Une plainte contre Sarkozy

Selon Dumas et Vergès, Sarko est responsable de crimes contre l’humanité....

Associated Press / Reporters

Les deux célèbrent avocats, Roland Dumas et Jacques Vergès, comptent déposer plainte contre le président Sarkozy pour « crimes contre l’humanité » en Libye.

Au cours d’une conférence de presse à Tripoli, un représentant du ministère libyen de la Justice a indiqué que les deux avocats français s’étaient portés « volontaires » pour soutenir une plainte des familles des « victimes des bombardements de l’Otan » contre le président Sarkozy, dont le pays a pris la tête des opérations de la coalition internationale en Libye.

« Les deux avocats vont porter plainte au nom des familles libyennes devant les tribunaux français », a déclaré Ibrahim Boukhzam, en présence d’une trentaine de représentants de familles qui ont signé des procurations aux deux avocats.

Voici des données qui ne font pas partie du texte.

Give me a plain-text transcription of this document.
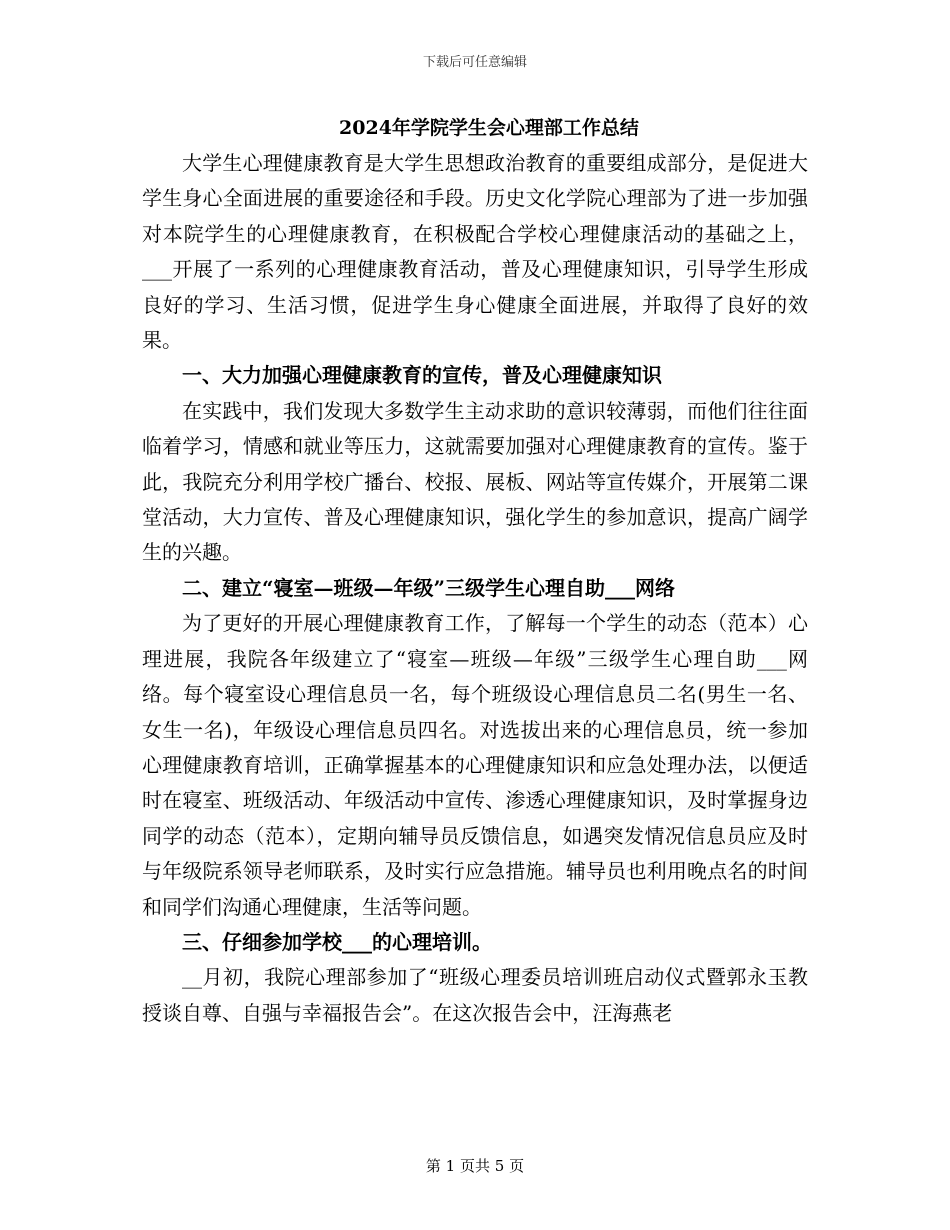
下载后可任意编辑
2024年学院学生会心理部工作总结

大学生心理健康教育是大学生思想政治教育的重要组成部分，是促进大学生身心全面进展的重要途径和手段。历史文化学院心理部为了进一步加强对本院学生的心理健康教育，在积极配合学校心理健康活动的基础之上，___开展了一系列的心理健康教育活动，普及心理健康知识，引导学生形成良好的学习、生活习惯，促进学生身心健康全面进展，并取得了良好的效果。

一、大力加强心理健康教育的宣传，普及心理健康知识

在实践中，我们发现大多数学生主动求助的意识较薄弱，而他们往往面临着学习，情感和就业等压力，这就需要加强对心理健康教育的宣传。鉴于此，我院充分利用学校广播台、校报、展板、网站等宣传媒介，开展第二课堂活动，大力宣传、普及心理健康知识，强化学生的参加意识，提高广阔学生的兴趣。

二、建立“寝室—班级—年级”三级学生心理自助___网络

为了更好的开展心理健康教育工作，了解每一个学生的动态（范本）心理进展，我院各年级建立了“寝室—班级—年级”三级学生心理自助___网络。每个寝室设心理信息员一名，每个班级设心理信息员二名(男生一名、女生一名)，年级设心理信息员四名。对选拔出来的心理信息员，统一参加心理健康教育培训，正确掌握基本的心理健康知识和应急处理办法，以便适时在寝室、班级活动、年级活动中宣传、渗透心理健康知识，及时掌握身边同学的动态（范本），定期向辅导员反馈信息，如遇突发情况信息员应及时与年级院系领导老师联系，及时实行应急措施。辅导员也利用晚点名的时间和同学们沟通心理健康，生活等问题。

三、仔细参加学校___的心理培训。

__月初，我院心理部参加了“班级心理委员培训班启动仪式暨郭永玉教授谈自尊、自强与幸福报告会”。在这次报告会中，汪海燕老

第 1 页共 5 页
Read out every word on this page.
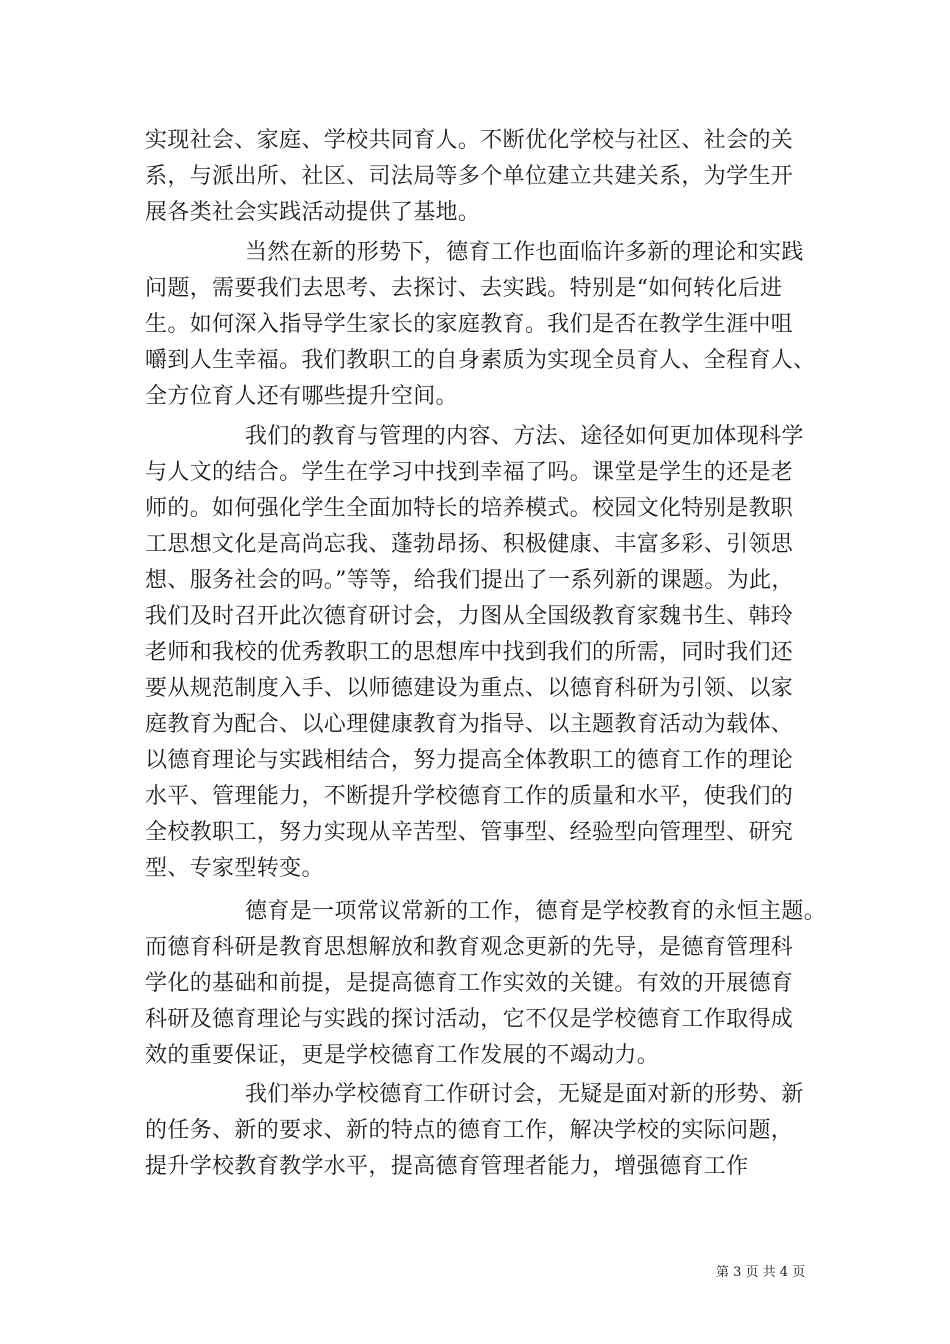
实现社会、家庭、学校共同育人。不断优化学校与社区、社会的关
系，与派出所、社区、司法局等多个单位建立共建关系，为学生开
展各类社会实践活动提供了基地。
当然在新的形势下，德育工作也面临许多新的理论和实践
问题，需要我们去思考、去探讨、去实践。特别是“如何转化后进
生。如何深入指导学生家长的家庭教育。我们是否在教学生涯中咀
嚼到人生幸福。我们教职工的自身素质为实现全员育人、全程育人、
全方位育人还有哪些提升空间。
我们的教育与管理的内容、方法、途径如何更加体现科学
与人文的结合。学生在学习中找到幸福了吗。课堂是学生的还是老
师的。如何强化学生全面加特长的培养模式。校园文化特别是教职
工思想文化是高尚忘我、蓬勃昂扬、积极健康、丰富多彩、引领思
想、服务社会的吗。”等等，给我们提出了一系列新的课题。为此，
我们及时召开此次德育研讨会，力图从全国级教育家魏书生、韩玲
老师和我校的优秀教职工的思想库中找到我们的所需，同时我们还
要从规范制度入手、以师德建设为重点、以德育科研为引领、以家
庭教育为配合、以心理健康教育为指导、以主题教育活动为载体、
以德育理论与实践相结合，努力提高全体教职工的德育工作的理论
水平、管理能力，不断提升学校德育工作的质量和水平，使我们的
全校教职工，努力实现从辛苦型、管事型、经验型向管理型、研究
型、专家型转变。
德育是一项常议常新的工作，德育是学校教育的永恒主题。
而德育科研是教育思想解放和教育观念更新的先导，是德育管理科
学化的基础和前提，是提高德育工作实效的关键。有效的开展德育
科研及德育理论与实践的探讨活动，它不仅是学校德育工作取得成
效的重要保证，更是学校德育工作发展的不竭动力。
我们举办学校德育工作研讨会，无疑是面对新的形势、新
的任务、新的要求、新的特点的德育工作，解决学校的实际问题，
提升学校教育教学水平，提高德育管理者能力，增强德育工作
第 3 页 共 4 页
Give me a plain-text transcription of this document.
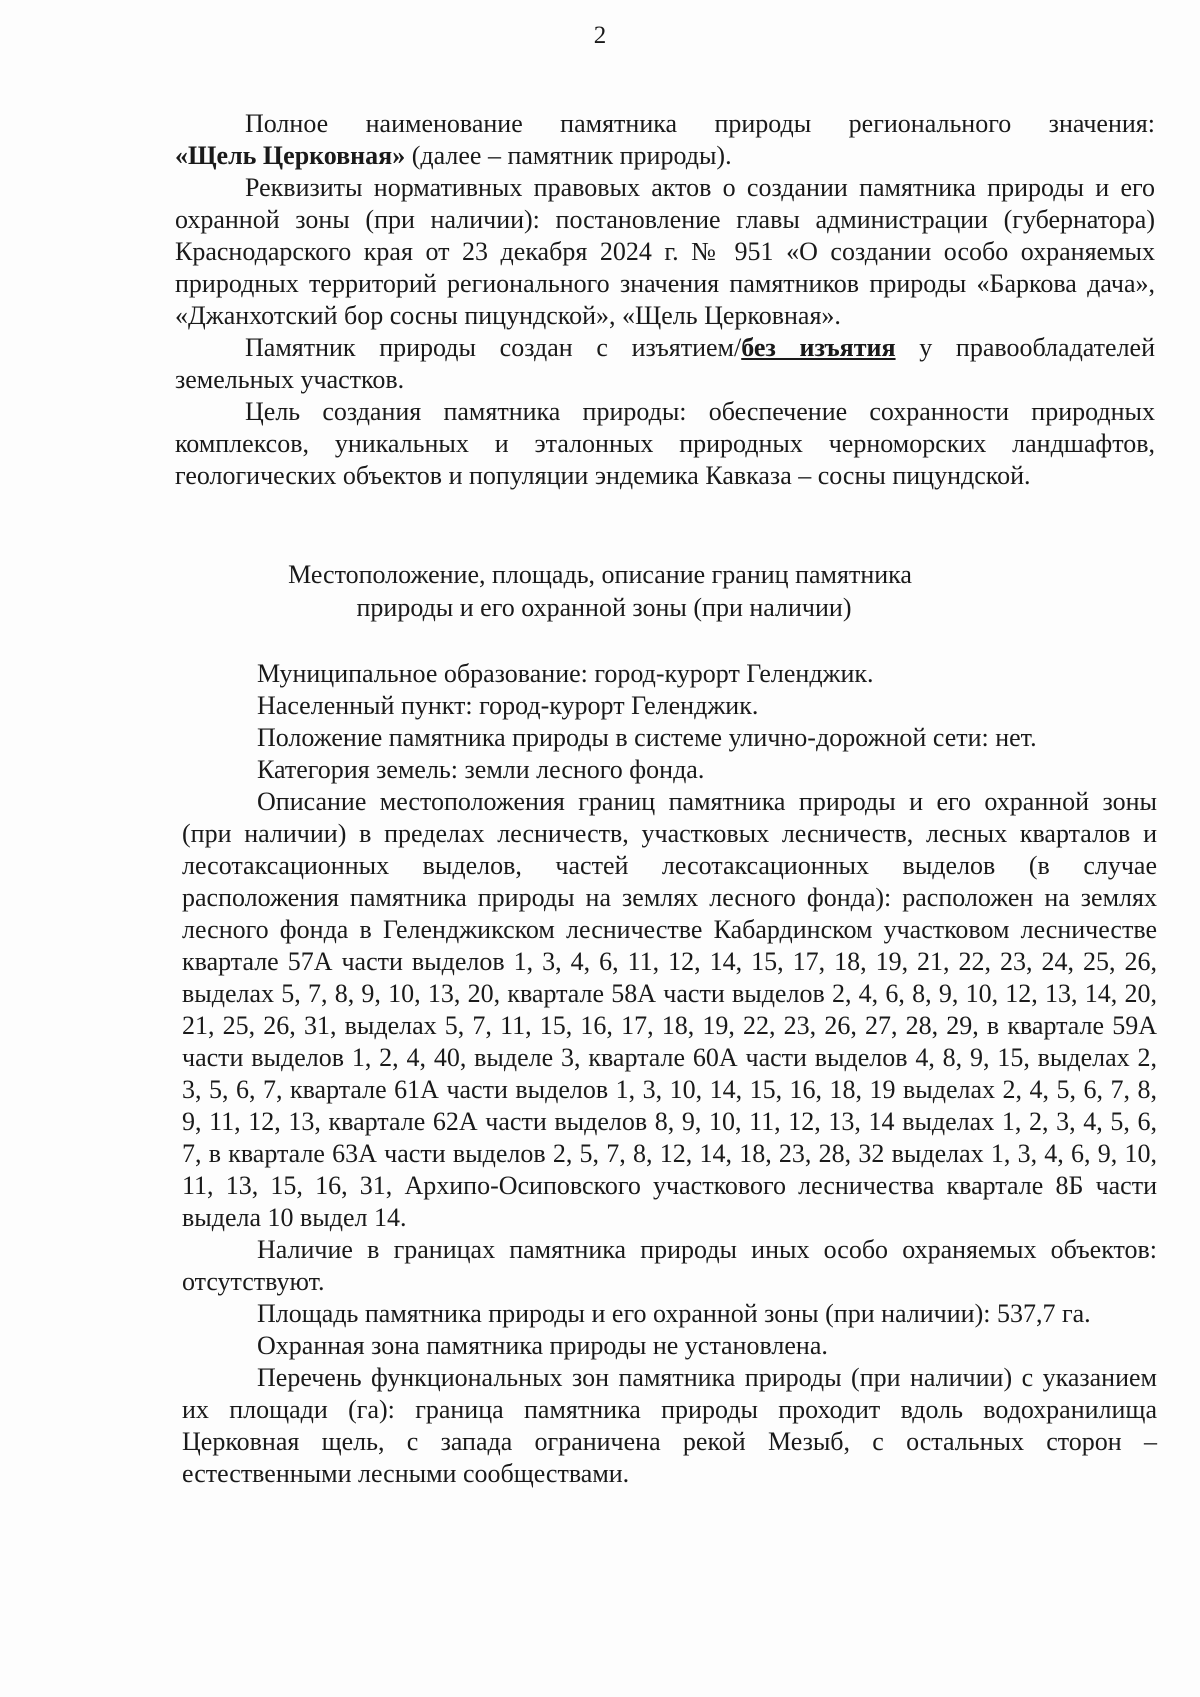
2

Полное наименование памятника природы регионального значения:

«Щель Церковная» (далее – памятник природы).

Реквизиты нормативных правовых актов о создании памятника природы и его охранной зоны (при наличии): постановление главы администрации (губернатора) Краснодарского края от 23 декабря 2024 г. № 951 «О создании особо охраняемых природных территорий регионального значения памятников природы «Баркова дача», «Джанхотский бор сосны пицундской», «Щель Церковная».

Памятник природы создан с изъятием/без изъятия у правообладателей земельных участков.

Цель создания памятника природы: обеспечение сохранности природных комплексов, уникальных и эталонных природных черноморских ландшафтов, геологических объектов и популяции эндемика Кавказа – сосны пицундской.

Местоположение, площадь, описание границ памятника
природы и его охранной зоны (при наличии)

Муниципальное образование: город-курорт Геленджик.

Населенный пункт: город-курорт Геленджик.

Положение памятника природы в системе улично-дорожной сети: нет.

Категория земель: земли лесного фонда.

Описание местоположения границ памятника природы и его охранной зоны (при наличии) в пределах лесничеств, участковых лесничеств, лесных кварталов и лесотаксационных выделов, частей лесотаксационных выделов (в случае расположения памятника природы на землях лесного фонда): расположен на землях лесного фонда в Геленджикском лесничестве Кабардинском участковом лесничестве квартале 57А части выделов 1, 3, 4, 6, 11, 12, 14, 15, 17, 18, 19, 21, 22, 23, 24, 25, 26, выделах 5, 7, 8, 9, 10, 13, 20, квартале 58А части выделов 2, 4, 6, 8, 9, 10, 12, 13, 14, 20, 21, 25, 26, 31, выделах 5, 7, 11, 15, 16, 17, 18, 19, 22, 23, 26, 27, 28, 29, в квартале 59А части выделов 1, 2, 4, 40, выделе 3, квартале 60А части выделов 4, 8, 9, 15, выделах 2, 3, 5, 6, 7, квартале 61А части выделов 1, 3, 10, 14, 15, 16, 18, 19 выделах 2, 4, 5, 6, 7, 8, 9, 11, 12, 13, квартале 62А части выделов 8, 9, 10, 11, 12, 13, 14 выделах 1, 2, 3, 4, 5, 6, 7, в квартале 63А части выделов 2, 5, 7, 8, 12, 14, 18, 23, 28, 32 выделах 1, 3, 4, 6, 9, 10, 11, 13, 15, 16, 31, Архипо-Осиповского участкового лесничества квартале 8Б части выдела 10 выдел 14.

Наличие в границах памятника природы иных особо охраняемых объектов: отсутствуют.

Площадь памятника природы и его охранной зоны (при наличии): 537,7 га.

Охранная зона памятника природы не установлена.

Перечень функциональных зон памятника природы (при наличии) с указанием их площади (га): граница памятника природы проходит вдоль водохранилища Церковная щель, с запада ограничена рекой Мезыб, с остальных сторон – естественными лесными сообществами.
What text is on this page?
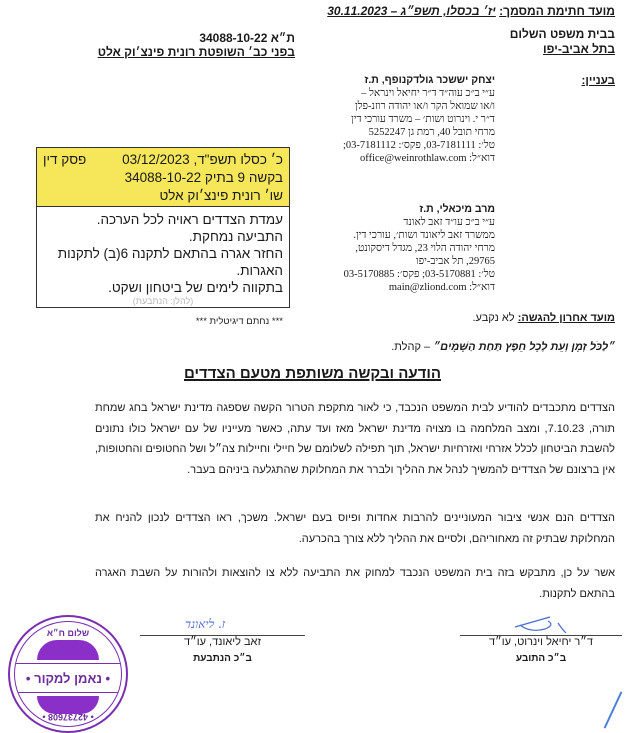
מועד חתימת המסמך: יז׳ בכסלו, תשפ״ג – 30.11.2023
בבית משפט השלום
בתל אביב-יפו
ת״א 34088-10-22
בפני כב׳ השופטת רונית פינצ׳וק אלט
בעניין:
יצחק יששכר גולדקנופף, ת.ז
ע״י ב״כ עוה״ד ד״ר יחיאל וינראל –
ו/או שמואל הקר ו/או יהודה רוזנ-פלן
ד״ר י. וינרוט ושות׳ – משרד עורכי דין
מרחי תובל 40, רמת גן 5252247
טל׳: 03-7181111, פקס׳: 03-7181112;
דוא״ל: office@weinrothlaw.com
מרב מיכאלי, ת.ז
ע״י ב״כ עו״ד זאב לאונד
ממשרד זאב ליאונד ושות׳, עורכי דין.
מרחי יהודה הלוי 23, מגדל דיסקונט,
29765, תל אביב-יפו
טל׳: 03-5170881; פקס׳: 03-5170885
דוא״ל: main@zliond.com
פסק דין	כ׳ כסלו תשפ"ד, 03/12/2023
בקשה 9 בתיק 34088-10-22
שו׳ רונית פינצ׳וק אלט
עמדת הצדדים ראויה לכל הערכה.
התביעה נמחקת.
החזר אגרה בהתאם לתקנה 6(ב) לתקנות האגרות.
בתקווה לימים של ביטחון ושקט.
(להלן: הנתבעת)
*** נחתם דיגיטלית ***	מועד אחרון להגשה: לא נקבע.
״לַכֹּל זְמָן וְעֵת לְכָל חֵפֶץ תַּחַת הַשָּׁמָיִם״ – קהלת.
הודעה ובקשה משותפת מטעם הצדדים
הצדדים מתכבדים להודיע לבית המשפט הנכבד, כי לאור מתקפת הטרור הקשה שספגה מדינת ישראל בחג שמחת תורה, 7.10.23, ומצב המלחמה בו מצויה מדינת ישראל מאז ועד עתה, כאשר מעייניו של עם ישראל כולו נתונים להשבת הביטחון לכלל אזרחי ואזרחיות ישראל, תוך תפילה לשלומם של חיילי וחיילות צה״ל ושל החטופים והחטופות, אין ברצונם של הצדדים להמשיך לנהל את ההליך ולברר את המחלוקת שהתגלעה ביניהם בעבר.
הצדדים הנם אנשי ציבור המעוניינים להרבות אחדות ופיוס בעם ישראל. משכך, ראו הצדדים לנכון להניח את המחלוקת שבתיק זה מאחוריהם, ולסיים את ההליך ללא צורך בהכרעה.
אשר על כן, מתבקש בזה בית המשפט הנכבד למחוק את התביעה ללא צו להוצאות ולהורות על השבת האגרה בהתאם לתקנות.
ד״ר יחיאל וינרוט, עו״ד
ב״כ התובע
ז. ליאונד
זאב ליאונד, עו״ד
ב״כ הנתבעת
שלום ח״א
• נאמן למקור •
• 42737608 •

Me Dumas, ancien ministre socialiste, a indiqué avoir été « stupéfait de constater que cette mission (de l’Otan) qui vise à protéger les civils est en train de les tuer ». Il a dénoncé « une agression brutale contre un pays souverain », et a affirmé qu’il était prêt à défendre le colonel Mouammar Kadhafi au cas où il serait jugé par la Cour pénale internationale (CPI).

Qualifiant les pays de l’Alliance atlantique d’« assassins », Me Vergès a fustigé de son côté un « État français conduit par des voyous et des assassins ».« Nous allons briser le mur du silence », a-t-il dit.

L’Otan accusée d’avoir tué 11 civils

Sur le terrain, le régime libyen a accusé lundi l’Otan d’avoir tué 11 civils lors de bombardements menés à 150 km de Tripoli, où se trouve le président sud-africain Jacob Zuma afin de discuter avec Mouammar Kadhafi d’« une stratégie de sortie » au succès peu probable.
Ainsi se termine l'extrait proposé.